Je suis céramiste plasticienne, d’origine lituanienne. 

Mon pays, c’est une enfance insouciante remplie de contes de fées, de personnages et d’animaux mythiques. C'est aussi des étés aux senteurs de champs fleuris et de saveurs de fruits rouges, mais également des hivers blancs et profonds évoquant les sentiments des intérieurs chauds où l’on retourne se pelotonner, bleuis après un après-midi passé aux jeux de neige. 

Les bricolages,  les dessins et les modelages ont toujours été une activité favorite par beau ou mauvais temps. Cela m’a donné une orientation professionnelle.

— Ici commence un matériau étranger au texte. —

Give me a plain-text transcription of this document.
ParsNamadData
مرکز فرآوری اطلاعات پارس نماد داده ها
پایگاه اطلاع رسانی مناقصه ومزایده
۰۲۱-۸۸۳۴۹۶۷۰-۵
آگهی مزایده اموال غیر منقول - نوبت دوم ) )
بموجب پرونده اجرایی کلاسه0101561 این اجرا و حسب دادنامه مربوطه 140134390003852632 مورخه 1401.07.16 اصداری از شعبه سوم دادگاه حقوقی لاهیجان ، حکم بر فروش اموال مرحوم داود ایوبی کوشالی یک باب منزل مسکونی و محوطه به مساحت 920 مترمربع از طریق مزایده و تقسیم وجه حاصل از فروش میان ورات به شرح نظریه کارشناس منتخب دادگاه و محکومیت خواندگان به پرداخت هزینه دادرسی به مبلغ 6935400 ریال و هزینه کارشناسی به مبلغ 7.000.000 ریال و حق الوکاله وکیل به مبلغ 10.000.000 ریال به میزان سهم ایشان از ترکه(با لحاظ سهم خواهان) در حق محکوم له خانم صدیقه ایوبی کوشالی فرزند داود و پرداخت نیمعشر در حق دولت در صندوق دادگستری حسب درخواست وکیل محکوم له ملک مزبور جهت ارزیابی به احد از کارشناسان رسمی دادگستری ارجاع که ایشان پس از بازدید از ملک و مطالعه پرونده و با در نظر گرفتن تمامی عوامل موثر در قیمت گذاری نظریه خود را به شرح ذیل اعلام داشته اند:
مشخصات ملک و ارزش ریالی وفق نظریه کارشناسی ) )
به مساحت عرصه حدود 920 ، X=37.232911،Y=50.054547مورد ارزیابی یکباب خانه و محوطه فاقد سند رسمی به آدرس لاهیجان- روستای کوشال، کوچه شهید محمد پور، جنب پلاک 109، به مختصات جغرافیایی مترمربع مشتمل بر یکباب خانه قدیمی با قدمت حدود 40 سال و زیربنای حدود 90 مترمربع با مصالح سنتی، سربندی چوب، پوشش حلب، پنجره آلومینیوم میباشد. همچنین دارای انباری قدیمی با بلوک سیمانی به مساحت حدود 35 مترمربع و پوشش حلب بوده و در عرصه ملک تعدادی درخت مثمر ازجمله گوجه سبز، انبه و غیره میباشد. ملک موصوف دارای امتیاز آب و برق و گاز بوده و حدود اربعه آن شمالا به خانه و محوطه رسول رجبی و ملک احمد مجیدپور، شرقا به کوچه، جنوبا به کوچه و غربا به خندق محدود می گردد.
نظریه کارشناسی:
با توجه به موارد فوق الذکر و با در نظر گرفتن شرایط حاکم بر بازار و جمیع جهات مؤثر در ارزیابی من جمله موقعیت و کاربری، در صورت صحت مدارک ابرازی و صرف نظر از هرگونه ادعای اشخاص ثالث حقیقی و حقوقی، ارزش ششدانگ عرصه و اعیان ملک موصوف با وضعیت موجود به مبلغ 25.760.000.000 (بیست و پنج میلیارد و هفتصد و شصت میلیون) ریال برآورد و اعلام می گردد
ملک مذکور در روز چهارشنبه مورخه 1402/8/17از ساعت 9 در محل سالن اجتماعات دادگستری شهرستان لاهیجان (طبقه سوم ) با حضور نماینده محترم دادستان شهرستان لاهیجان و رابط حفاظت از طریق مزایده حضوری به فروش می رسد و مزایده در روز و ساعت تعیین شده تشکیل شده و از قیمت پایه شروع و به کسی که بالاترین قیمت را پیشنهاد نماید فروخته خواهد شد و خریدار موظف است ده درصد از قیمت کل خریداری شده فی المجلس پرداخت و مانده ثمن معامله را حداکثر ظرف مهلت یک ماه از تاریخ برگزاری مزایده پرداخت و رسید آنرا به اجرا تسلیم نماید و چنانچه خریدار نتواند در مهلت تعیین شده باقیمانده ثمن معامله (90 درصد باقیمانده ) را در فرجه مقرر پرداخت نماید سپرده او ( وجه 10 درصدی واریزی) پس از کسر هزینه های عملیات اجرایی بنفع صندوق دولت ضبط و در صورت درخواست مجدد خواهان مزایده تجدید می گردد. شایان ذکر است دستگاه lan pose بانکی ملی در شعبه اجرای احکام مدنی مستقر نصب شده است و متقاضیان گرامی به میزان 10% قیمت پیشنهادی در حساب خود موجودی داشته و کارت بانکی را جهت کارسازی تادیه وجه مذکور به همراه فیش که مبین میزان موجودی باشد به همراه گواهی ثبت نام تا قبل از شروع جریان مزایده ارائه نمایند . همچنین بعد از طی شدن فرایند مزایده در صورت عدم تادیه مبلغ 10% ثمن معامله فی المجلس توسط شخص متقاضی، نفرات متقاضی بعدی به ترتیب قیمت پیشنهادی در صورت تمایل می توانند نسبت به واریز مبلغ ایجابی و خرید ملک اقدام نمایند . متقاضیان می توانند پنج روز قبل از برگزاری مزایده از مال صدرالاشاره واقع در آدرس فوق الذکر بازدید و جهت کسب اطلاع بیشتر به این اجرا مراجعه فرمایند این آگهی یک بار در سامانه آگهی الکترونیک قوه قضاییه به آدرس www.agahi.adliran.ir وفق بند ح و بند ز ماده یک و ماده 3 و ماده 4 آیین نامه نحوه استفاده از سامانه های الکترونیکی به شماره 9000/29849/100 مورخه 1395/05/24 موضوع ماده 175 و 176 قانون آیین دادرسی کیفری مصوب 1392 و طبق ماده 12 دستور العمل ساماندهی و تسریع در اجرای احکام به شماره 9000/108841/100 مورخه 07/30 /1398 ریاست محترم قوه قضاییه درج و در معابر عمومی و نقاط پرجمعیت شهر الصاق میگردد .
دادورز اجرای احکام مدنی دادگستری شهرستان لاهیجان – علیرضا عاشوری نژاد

Des études universitaires artistiques en Lituanie et en France m’ont ensuite ouvertes les portes de la création dans laquelle je m’installe. Je suis chez moi.

Le travail en volume m’a toujours intéressé. Initialement, j’utilisais surtout le papier mâché, le grillage et le plâtre. Après mon master en Arts Plastiques, j’ai décidé d’approfondir l’art de la terre. Outre la possibilité de concevoir des volumes, ce matériau comporte la charge de l’ancestral. Cela me fascine. De multiples stages auprès de céramistes et des CAP de tournage et de décoration m’ont permis d'appréhender cette magnifique matière. J’aime le mélange des techniques. 

Le fil conducteur de mon travail aux multiples inspirations se trouve dans l’émotion des contes de fées. Quelque chose d’intuitif, d’impalpable mais de pérenne, autour de quoi nous avons envie de construire. Se construire. Ce verbe se conjugue tout naturellement et sans discontinu dans mon travail. Cela permet d’effleurer l’espace intérieur. 

Ainsi mes « Tours Silencieuses » donnent à penser à une architecture longiligne fermée, celle qui englobe, cache et protège. Les matières et les textures témoignent de la richesse du contenu. Les graphismes redonnent de la légèreté aux matériaux.

« Les Palmiers » s’érigent, tels des témoins d’un voyage joyeux. Un concentré en couleurs et matières.

 

« Les Capsules » préservent un trésor. « Les Stations cosmiques » nous transportent très loin.  Tous ces objets artistiques racontent un univers onirique, non sans humour. Une invitation à un voyage joyeux, un retour vers ce « familier et étrange », à travers l’objet sensible.